Berkaca pada kondisi konglomerasi keuangan yang kini terus mengalami perkembangan, Staf Ahli OJK Ryan Kiryanto mengatakan pihaknya akan memperkuat pengawasan tersebut. "Setidaknya, ada beberapa poin penting menurut OJK yang mengharuskan konglomerasi keuangan untuk diawasi lebih dalam," ujar Ryan dilansir Kontan.
Pertama, sektor keuangan punya perang signifikan dalam pembangunan perekonomian nasional. Kedua, pentingnya peran konglomerasi keuangan di Tanah Air. Ketiga, konglomerasi keuangan saat ini cenderung melakukan excessive risk taking produk. Keempat, produk/layanan jasa keuangan dari konglomerasi terjadi di lintas sektor, hal ini tentu menjadi sangat kompleks dan dinamis dan punya potensi meningkatkan eksposur risiko.

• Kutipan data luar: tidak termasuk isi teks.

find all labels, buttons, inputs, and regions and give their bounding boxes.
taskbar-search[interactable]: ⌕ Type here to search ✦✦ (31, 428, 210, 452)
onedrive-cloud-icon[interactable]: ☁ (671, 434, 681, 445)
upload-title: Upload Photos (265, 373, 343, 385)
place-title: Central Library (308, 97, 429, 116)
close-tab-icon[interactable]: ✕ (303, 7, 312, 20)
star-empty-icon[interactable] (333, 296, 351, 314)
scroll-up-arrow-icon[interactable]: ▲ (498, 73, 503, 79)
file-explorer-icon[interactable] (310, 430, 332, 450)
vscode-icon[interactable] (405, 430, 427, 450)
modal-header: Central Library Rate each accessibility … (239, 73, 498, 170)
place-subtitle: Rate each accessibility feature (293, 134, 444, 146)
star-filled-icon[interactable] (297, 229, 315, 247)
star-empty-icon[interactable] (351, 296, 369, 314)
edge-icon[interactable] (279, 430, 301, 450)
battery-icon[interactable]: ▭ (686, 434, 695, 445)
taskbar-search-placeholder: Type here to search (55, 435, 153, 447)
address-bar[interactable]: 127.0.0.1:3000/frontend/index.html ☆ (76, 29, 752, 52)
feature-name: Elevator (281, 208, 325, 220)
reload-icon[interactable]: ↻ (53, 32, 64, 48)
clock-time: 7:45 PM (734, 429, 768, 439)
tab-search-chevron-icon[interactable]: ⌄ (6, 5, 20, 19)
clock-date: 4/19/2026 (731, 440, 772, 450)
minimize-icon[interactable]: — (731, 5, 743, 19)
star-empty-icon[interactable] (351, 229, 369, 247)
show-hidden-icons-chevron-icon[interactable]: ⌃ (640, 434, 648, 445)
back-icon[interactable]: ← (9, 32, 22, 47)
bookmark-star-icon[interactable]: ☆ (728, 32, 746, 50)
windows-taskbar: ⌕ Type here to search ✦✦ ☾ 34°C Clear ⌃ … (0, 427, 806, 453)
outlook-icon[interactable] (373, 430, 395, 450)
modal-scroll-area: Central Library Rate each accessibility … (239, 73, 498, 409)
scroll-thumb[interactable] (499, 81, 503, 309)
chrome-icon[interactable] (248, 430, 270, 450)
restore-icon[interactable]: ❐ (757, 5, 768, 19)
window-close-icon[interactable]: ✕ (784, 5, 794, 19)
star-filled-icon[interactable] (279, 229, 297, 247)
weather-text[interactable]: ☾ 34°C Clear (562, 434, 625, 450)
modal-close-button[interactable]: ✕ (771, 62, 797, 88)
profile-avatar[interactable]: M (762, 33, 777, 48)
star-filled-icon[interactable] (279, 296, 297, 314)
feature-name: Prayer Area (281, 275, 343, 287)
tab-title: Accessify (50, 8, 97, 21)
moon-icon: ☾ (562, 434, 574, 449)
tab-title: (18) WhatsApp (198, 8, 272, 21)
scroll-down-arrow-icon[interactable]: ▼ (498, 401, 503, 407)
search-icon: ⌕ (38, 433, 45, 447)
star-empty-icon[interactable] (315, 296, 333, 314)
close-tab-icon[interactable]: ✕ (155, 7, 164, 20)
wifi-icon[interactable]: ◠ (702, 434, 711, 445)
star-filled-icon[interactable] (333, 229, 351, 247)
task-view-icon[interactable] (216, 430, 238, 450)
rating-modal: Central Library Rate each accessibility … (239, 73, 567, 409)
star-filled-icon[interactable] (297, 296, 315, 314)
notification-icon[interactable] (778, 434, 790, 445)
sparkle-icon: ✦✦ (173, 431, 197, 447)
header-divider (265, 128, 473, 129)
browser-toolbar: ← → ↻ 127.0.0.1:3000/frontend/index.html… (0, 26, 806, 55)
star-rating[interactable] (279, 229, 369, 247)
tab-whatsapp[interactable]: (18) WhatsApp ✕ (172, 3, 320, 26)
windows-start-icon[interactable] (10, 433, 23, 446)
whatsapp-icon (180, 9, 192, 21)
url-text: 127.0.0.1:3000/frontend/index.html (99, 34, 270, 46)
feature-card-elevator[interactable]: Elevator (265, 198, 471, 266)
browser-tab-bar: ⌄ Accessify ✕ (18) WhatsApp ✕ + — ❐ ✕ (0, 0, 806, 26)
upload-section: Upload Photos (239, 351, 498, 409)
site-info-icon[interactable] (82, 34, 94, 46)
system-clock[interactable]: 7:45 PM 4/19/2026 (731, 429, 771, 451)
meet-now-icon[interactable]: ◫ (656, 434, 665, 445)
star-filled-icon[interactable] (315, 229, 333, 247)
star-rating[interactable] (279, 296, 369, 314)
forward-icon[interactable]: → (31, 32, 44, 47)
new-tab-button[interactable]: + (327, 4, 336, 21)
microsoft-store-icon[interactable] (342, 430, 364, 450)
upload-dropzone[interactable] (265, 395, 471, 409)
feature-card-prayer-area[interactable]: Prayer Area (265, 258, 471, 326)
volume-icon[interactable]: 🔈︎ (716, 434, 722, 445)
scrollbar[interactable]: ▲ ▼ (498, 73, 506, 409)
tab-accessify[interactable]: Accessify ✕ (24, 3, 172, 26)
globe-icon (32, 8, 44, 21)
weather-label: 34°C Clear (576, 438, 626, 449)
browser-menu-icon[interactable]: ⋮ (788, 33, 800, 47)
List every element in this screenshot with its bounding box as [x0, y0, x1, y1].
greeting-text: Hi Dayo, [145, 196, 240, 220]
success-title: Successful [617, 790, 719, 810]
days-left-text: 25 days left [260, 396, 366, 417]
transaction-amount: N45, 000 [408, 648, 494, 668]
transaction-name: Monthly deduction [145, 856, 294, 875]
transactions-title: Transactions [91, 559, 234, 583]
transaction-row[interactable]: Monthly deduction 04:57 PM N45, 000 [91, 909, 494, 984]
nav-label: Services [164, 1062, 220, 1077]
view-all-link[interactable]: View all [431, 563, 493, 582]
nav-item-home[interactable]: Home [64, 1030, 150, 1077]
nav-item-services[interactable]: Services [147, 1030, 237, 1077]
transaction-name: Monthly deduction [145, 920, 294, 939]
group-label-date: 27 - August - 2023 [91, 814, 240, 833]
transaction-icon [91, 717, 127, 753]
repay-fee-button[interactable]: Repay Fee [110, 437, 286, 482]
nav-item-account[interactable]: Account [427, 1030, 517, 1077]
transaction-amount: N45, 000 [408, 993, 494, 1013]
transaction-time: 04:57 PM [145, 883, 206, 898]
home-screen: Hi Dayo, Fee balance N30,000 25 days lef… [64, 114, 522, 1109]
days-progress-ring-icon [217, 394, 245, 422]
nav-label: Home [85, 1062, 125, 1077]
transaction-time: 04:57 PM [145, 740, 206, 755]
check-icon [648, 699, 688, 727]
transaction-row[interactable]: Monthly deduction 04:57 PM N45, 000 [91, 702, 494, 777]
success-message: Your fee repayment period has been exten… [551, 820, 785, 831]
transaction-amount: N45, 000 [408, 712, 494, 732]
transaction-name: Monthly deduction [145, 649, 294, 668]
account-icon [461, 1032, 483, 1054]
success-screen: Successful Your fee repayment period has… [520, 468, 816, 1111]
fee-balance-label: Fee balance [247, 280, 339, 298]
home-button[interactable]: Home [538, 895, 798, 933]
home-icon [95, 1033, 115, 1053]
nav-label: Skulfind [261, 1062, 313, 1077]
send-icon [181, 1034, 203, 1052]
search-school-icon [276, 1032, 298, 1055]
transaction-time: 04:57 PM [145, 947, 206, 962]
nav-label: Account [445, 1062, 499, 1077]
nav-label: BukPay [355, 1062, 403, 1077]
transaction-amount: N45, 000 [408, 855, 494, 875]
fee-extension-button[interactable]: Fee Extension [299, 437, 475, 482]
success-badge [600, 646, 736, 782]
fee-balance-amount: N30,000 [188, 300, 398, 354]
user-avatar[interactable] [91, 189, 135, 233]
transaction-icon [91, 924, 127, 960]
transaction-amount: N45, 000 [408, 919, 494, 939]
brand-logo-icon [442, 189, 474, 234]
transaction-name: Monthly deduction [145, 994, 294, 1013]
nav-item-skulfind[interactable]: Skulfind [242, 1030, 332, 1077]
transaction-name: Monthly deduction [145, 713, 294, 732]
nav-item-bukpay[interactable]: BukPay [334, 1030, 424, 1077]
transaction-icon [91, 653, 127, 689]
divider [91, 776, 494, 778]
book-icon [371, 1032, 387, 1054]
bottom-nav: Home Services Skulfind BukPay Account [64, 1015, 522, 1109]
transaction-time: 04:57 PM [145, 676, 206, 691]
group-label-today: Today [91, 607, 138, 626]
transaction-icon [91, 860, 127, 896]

Kelima, sumber kerentanan krisis pada sektor keuangan tentu sekarang menjadi sangat beragam, sehingga pengawasan diperlukan untuk mencegah timbulnya risiko sistemik dalam sektor keuangan. "Best practice yang dipakai OJK saat ini adalah suatu yang tidak terhindarkan atau kemutlakan. Kita belajar dari krisis moneter tahun 1998 dan 2008," katanya dalam Video Conference di Jakarta, Rabu (2/9).
Sekadar informasi, merujuk pada data OJK tahun 2018, di Indonesia ada 48 konglomerasi keuangan yang menguasai Rp6.930 triliun aset jasa keuangan atau 65,8 persen dari total aset jasa keuangan di Indonesia Rp10.539 triliun.
Nah, dari angka tersebut 34 konglomerasi di antaranya berasal dari industri perbankan, yang per 2018 menguasai 84 persen dari total aset perbankan secara industri. Sementara sisanya, sebanyak 11 konglomerasi merupakan perusahaan industri keuangan non bank (IKNB) dan 3 konglomerasi dari pasar modal.